Cost, performance and delivery drive acquisition across the Defense Department, typically in equal measure. But the Space Development Agency has prioritized delivery above all else in its effort to get satellites into space that will deliver non-line-of-sight targeting to warfighters across the globe.
“The key thing is always to focus on getting these capabilities up and operational as rapidly as possible,” said Derek M. Tournear, director of the Space Development Agency, during an online discussion today with the Space Force Association. “We will trade performance for schedule to make sure that we can maintain that.”
Budget professionals, Tournear said, are concerned about cost. “They want to make sure that the cost is correct and under control.”
And program managers are concerned about performance, he said. “They want to make sure that they can hit everything … they want to get the last ounce of performance out of their program as possible.”
But delivery, or schedule, is about getting an acquisition product to the end user on time.
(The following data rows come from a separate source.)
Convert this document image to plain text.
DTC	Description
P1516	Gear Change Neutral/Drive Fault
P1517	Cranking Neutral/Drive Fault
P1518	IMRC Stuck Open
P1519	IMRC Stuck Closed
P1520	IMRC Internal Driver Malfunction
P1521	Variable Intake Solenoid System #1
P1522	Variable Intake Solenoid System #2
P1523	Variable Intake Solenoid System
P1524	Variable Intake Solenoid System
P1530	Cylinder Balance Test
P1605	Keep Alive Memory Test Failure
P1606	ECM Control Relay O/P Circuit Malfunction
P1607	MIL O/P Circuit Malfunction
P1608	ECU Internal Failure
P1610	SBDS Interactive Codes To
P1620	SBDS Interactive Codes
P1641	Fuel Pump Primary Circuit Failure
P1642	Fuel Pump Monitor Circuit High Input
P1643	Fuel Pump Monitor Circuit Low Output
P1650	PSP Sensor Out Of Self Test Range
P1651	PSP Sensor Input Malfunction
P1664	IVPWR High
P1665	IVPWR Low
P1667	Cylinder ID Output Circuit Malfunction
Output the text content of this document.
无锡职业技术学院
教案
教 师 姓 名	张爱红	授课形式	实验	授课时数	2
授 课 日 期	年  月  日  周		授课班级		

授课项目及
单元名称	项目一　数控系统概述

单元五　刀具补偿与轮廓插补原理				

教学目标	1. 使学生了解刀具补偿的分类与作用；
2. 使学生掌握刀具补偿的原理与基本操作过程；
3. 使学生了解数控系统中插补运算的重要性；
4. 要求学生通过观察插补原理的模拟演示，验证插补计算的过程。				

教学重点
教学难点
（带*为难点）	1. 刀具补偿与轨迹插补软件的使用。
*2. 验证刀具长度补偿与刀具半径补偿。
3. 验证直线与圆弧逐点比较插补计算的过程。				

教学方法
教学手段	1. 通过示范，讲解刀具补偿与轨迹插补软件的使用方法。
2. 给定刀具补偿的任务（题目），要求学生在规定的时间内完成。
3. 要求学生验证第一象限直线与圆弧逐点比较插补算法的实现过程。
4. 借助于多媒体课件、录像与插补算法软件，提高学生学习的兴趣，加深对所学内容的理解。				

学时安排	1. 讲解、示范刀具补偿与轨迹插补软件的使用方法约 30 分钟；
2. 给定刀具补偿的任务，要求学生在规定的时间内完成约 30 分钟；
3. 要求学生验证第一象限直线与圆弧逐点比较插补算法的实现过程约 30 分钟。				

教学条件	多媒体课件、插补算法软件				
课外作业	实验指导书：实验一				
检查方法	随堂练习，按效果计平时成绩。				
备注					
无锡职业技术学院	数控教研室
“Who cares about schedule?” he asked. “The warfighter is the one that cares about schedule. No matter how good or how affordable a program or platform is, if it is not there when you need it, it’s worthless … we’re always focused on schedule. We’re going to get these capabilities up on time.”
The Space Development Agency is working now on delivering the National Defense Space Architecture. That system includes hundreds of satellites, delivered in “tranches” every two years, with each tranche providing more capability than the last.
The NDSA’s network of hundreds of optically-connected satellites will deliver two primary capabilities to warfighters on the ground, Tournear said.
First is beyond line-of-sight targeting for ground and maritime time-sensitive targets, which includes mobile missiles and ships, for instance. The system will provide the ability to detect those targets, track them, calculate a fire control solution and then deliver that solution down to a weapons platform so that the target can be destroyed.
“I want to do all of that in space, and I want to be able to close that chain in single-digit seconds — that’s what we’re focused on,” Tournear said.
The second capability is the same as the first, but for enemy missiles already in flight, he said.
“Everything we do ties back to being able to do these main mission areas,” Tournear said.
This year, Tournear said, the SDA, in partnership with the Defense Advanced Research Projects Agency, the Air Force Research Laboratory and the Missile Defense Agency, will launch about five satellites in support of the NDSA that will demonstrate the capability of the future system.
The Tranche 0 set of satellites, about 28 in all, will go up in 2022 and 2023 — it’ll give warfighters a taste of what’s to come, he said.
“The whole point of Tranche 0 is to demonstrate a capability so that the warfighter can start to use that in their tactics, techniques and procedures,” he said.
After that, expect to see a lot of launches as part of Tranche 1 — which will put as many as 150 satellites into the sky beginning in September 2024.
“That’s when we can actually start to affect a fight,” he said. “We want the warfighter to already have been using our Tranche 0 satellites in their exercises, so they’re ready when [Tranche 1 satellites] come online in 2024.”
Tournear said right now SDA is locked in on all the important details to get Tranche 0 satellites into the sky.
“SDA is not messing around,” he said. “We have all of our contractors on contract for Tranche 0 on firm-fixed-price contracts to push forward to deliver. September 2022 is when we’re going to be launching these capabilities. We delivered the first two satellites. We delivered them to the launch vehicle nine months after we received funds. We’re all about speed.”